Macerando la distancia

 

Te encuentras un poco de pena, de desaliento o no sé de qué, en cada esquina que pisas. Y no es porque el verano esté a punto de terminar y dentro de nada será el otoño el que haga que los árboles cambien de ropajes. Los ojos, que es lo único que vemos de aquel que nos habla, están tristones. Esconden el qué pasará, el qué vendrá o el cómo llegaremos a la meta de esta carrera de obstáculos que nos está poniendo la vida delante.
Esta semana acompañé a mi madre al médico y me tuve que quedar en la puerta. Ella entró sola, con sus ochenta años largos. Vi su imagen renqueando por el pasillo y vi cómo se las ingeniaba para hablar con la chica que daba la cita y que informaba de que los acompañantes no podían pasar. Mi madre me hacía señas en la distancia. Y yo le decía que estuviera tranquila, que estaba con ella desde la puerta. El caso es que estas normas te las encuentras en lugares que creías imposibles. Da igual lo que pides o lo que solicites. Tenemos que ser prudentes, pero tanta distancia nos está haciendo daño. Estamos viviendo situaciones raras, como raro está siendo este año.

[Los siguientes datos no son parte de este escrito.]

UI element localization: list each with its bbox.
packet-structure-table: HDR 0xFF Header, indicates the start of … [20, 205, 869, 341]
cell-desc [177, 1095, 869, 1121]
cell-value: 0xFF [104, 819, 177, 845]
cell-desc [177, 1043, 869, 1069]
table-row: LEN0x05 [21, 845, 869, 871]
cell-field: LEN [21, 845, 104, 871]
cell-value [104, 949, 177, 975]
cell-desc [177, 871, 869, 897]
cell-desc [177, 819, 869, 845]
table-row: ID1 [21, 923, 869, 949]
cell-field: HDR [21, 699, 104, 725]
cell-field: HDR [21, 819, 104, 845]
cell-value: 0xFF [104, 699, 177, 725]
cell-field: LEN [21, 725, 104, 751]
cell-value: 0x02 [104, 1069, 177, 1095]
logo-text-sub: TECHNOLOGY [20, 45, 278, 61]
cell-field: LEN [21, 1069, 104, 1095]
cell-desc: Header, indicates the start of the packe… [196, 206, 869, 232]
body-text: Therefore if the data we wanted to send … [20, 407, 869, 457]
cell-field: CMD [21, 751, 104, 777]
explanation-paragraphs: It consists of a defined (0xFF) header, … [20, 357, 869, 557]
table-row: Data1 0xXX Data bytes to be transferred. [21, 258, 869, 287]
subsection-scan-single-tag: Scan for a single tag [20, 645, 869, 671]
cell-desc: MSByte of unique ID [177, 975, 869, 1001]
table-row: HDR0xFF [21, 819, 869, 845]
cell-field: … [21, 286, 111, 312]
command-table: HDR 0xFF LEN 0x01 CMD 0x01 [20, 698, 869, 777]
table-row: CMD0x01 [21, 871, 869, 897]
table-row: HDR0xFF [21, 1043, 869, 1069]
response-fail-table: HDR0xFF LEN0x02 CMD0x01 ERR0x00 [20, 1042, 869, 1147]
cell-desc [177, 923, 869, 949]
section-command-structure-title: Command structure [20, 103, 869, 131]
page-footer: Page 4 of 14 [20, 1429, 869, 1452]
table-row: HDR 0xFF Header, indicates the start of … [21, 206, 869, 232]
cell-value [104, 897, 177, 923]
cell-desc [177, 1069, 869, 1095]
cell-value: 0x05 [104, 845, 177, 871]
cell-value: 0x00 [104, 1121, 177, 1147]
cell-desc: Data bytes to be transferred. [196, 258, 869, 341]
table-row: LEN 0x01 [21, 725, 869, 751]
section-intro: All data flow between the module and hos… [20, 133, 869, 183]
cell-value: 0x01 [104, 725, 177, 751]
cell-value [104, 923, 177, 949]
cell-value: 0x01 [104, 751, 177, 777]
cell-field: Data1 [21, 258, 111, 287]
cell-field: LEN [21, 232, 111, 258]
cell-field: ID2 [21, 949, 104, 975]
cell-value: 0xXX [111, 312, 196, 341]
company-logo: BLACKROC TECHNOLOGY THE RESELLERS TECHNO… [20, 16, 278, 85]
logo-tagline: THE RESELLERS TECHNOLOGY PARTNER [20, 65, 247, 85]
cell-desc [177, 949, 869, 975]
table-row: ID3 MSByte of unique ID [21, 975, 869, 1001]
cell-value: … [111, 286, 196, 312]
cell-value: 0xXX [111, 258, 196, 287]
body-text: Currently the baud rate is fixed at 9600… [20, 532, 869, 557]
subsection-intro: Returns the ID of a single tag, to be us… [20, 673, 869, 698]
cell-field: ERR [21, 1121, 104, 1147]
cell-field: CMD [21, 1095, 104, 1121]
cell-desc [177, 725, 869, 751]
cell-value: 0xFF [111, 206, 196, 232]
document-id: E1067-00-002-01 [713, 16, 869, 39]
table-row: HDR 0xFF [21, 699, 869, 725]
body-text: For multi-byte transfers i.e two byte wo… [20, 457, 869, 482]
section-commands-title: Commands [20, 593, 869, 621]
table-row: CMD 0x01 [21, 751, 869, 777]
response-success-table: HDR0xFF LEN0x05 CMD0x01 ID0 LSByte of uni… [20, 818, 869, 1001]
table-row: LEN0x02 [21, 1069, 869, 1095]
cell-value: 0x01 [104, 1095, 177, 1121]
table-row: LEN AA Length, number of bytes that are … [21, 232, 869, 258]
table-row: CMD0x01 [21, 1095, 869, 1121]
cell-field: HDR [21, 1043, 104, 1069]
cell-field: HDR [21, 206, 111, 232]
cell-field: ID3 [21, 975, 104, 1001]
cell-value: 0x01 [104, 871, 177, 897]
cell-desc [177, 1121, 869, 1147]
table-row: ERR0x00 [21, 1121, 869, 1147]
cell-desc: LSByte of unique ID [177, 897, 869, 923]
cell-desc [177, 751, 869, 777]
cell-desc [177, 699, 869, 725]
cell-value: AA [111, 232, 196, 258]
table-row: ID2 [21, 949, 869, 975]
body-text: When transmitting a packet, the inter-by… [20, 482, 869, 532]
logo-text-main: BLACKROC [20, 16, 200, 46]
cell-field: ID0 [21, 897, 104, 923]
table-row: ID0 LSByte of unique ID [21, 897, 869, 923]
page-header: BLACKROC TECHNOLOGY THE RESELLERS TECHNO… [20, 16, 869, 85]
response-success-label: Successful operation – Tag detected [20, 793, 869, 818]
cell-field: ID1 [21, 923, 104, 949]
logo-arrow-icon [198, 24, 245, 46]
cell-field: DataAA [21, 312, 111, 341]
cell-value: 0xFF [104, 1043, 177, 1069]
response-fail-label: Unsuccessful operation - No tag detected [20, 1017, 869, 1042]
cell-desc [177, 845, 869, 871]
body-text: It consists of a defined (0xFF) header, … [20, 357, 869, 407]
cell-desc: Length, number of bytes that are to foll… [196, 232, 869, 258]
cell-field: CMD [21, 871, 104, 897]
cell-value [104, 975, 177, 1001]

Demasiada distancia. Nos estamos acostumbrado a ella: saludos sin contactos, grupos reducidos y nada de compartir lo mío contigo. Las habilidades sociales que adquirimos cuando éramos niños están atascada. Las hemos dejado en un reservado para usarlas con más intensidad cuando podamos, como se maceran los alimentos para que cojan gusto. Unos tienen miedos. Otros dudas. Unos están más frágiles. Y otros más optimistas. Poco a poco, cruzando los dedos y con la respiración contenida, vamos haciendo cosas y retomando lo que se quedó a medias. Llega el otoño y, en un pestañeo, la Navidad. Las miradas tienen que volver a iluminarse, como lo hacíamos no hace muchos meses cuando las calles brillaban en cada esquina. Y ganaremos distancia.